I want to embrace the life I live now, and not consistently long for the life I once lived or for a life I dream of.
John is no longer my partner. He is no longer my confident. He is no longer my protector. He is no longer my spiritual head. He exists in the most beautiful parts of my past, but he is unable to exist in my future.
And I am left to accept the true brutality of empty arms.
To accept the fact that a man did not rush into my life the moment I was ready for one (how rude). To accept the fact that I am a single mother to a preteen who doesn't always like me.
I hate describing the loneliness that is widowhood and single motherhood. I don't want to sit here, in my blessed life, and make it seem like grief and loneliness is the only story I have to tell. But it is still a very real part of who I am...and I have always tried my best to share all the gory details of my beautifully broken story.
When I am weak and feel like I cannot manage this life alone, there is no one to pick up the slack or to recover my fumbles. I have no partner now.
When my heart longs for someone to sit with me in the silence and hold my hand, there is no one to coax the broken words from my lips. I have no confidant now.
When something horrible happens, there is no one to wrap me in the safety of their arms, whispering the promise that they will protect me. I am the protector now.
When I am troubled and long for the sacred words of prayer to be spoken over me, there is no one there in the silence of the night. I am the spiritual head now.
I am on my own. I have a support system, a multitude of counselors, and amazing people who will step up and step in. But I am the head of my own family and I exist in a reality where I must be able to maintain my family without an unhealthy codependency on someone outside of it. I must manage my home. I must provide financially for my child. I must be able to manage her health and her safety on my own. I must be able to teach her love without sacrificing her mental health and forcing her to grow up before her time. I must be ok with being alone.
I must accept that I live in a home where love existed so strongly before but exists mostly in broken ways now.
But, it does still exist here, even in the brokenness.
It is here, in the brutality of empty arms.
It is in the offering of love every day to a sweet girl who doesn't quite know how to accept it yet.
It is in the holding out my arms to someone who doesn't want hugs from me...hoping that someday she will run into them.
It is in the sister who comes and cleans my bathrooms the day after I failed so miserably at being my own independent person.
It is in the quiet moments of the night when I am desperately alone. When a loving God sits with me in the brokenness and whispers that He is all I need.
And healing lives here too...
It is in the accepting that longing for partner in my weakest moments will not bring one here. It is in acknowledgment that there is no life in those desperate longings...there is only the thief of joy.
It is in the moments I choose to open myself up to a new person, and even in the realization that I chose the wrong person, the wrong moment, or the wrong vulnerability.
It is in the aftermath of these things...when I am able to take a long hard look at myself and choose to be someone wiser than I was before...choose to be someone stronger.
It is in the brutality of empty arms.
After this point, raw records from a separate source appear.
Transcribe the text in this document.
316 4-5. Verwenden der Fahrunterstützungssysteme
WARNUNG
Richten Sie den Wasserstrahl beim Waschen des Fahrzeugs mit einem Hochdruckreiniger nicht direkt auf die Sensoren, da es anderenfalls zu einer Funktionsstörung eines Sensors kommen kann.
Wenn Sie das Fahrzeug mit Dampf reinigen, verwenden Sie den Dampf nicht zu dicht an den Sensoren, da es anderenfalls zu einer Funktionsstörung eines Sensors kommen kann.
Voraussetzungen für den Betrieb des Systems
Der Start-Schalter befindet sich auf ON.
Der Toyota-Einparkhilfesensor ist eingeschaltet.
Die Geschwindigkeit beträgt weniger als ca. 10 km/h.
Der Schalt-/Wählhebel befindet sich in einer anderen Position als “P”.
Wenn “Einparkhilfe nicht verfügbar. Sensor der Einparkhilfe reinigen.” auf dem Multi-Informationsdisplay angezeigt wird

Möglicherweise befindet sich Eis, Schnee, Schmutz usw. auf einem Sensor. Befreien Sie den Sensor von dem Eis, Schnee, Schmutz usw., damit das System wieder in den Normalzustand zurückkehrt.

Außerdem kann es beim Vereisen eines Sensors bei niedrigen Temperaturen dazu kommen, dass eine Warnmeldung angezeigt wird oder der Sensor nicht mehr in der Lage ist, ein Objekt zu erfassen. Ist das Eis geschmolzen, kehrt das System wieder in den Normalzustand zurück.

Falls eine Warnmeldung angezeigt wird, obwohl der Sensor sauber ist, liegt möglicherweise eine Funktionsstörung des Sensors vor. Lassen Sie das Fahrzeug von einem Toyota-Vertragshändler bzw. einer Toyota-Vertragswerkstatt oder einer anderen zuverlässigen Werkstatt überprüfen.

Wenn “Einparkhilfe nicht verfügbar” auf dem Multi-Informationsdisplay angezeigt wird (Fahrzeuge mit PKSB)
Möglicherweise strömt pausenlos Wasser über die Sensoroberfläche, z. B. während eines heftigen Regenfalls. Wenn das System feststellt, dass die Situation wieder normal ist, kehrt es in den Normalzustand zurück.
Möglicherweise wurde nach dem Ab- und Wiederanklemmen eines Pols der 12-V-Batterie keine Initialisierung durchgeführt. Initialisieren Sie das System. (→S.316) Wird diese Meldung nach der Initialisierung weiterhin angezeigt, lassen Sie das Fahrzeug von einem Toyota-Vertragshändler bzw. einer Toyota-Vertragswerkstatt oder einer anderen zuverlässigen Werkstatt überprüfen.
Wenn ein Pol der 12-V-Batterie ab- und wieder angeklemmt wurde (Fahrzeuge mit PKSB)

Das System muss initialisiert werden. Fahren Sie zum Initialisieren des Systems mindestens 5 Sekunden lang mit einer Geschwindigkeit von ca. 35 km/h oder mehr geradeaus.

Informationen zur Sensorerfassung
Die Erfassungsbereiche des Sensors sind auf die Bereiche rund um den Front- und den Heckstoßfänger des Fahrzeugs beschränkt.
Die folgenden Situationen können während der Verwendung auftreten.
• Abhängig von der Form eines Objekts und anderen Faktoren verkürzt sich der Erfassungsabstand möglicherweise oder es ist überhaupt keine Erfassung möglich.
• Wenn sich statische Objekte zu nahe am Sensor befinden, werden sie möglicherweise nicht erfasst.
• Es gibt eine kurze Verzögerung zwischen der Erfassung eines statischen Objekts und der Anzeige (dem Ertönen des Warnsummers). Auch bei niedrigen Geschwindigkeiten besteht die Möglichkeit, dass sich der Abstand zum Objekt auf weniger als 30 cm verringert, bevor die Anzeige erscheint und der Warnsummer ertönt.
Knowing that there is no person who's arms offer comfort for me anymore...but that, maybe, I will be ok with that soon.
It is in facing these challenges one day at a time...failing just as often has not...but choosing to try again anyway.
I am the author of my own story, the creator of my legacy, the shaper of the culture that surrounds me.
I chose this life...and these are my choices:
I choose to believe that vulnerability is always worth the risk.
I choose to rely, just enough, on my community.
I choose to build my strength and courage in the space of loneliness.
I choose to believe that empty arms do not mean an empty heart...and I choose to live a life worthy of the love I have to give and the love I have been blessed enough to receive...as if it has never broken me before.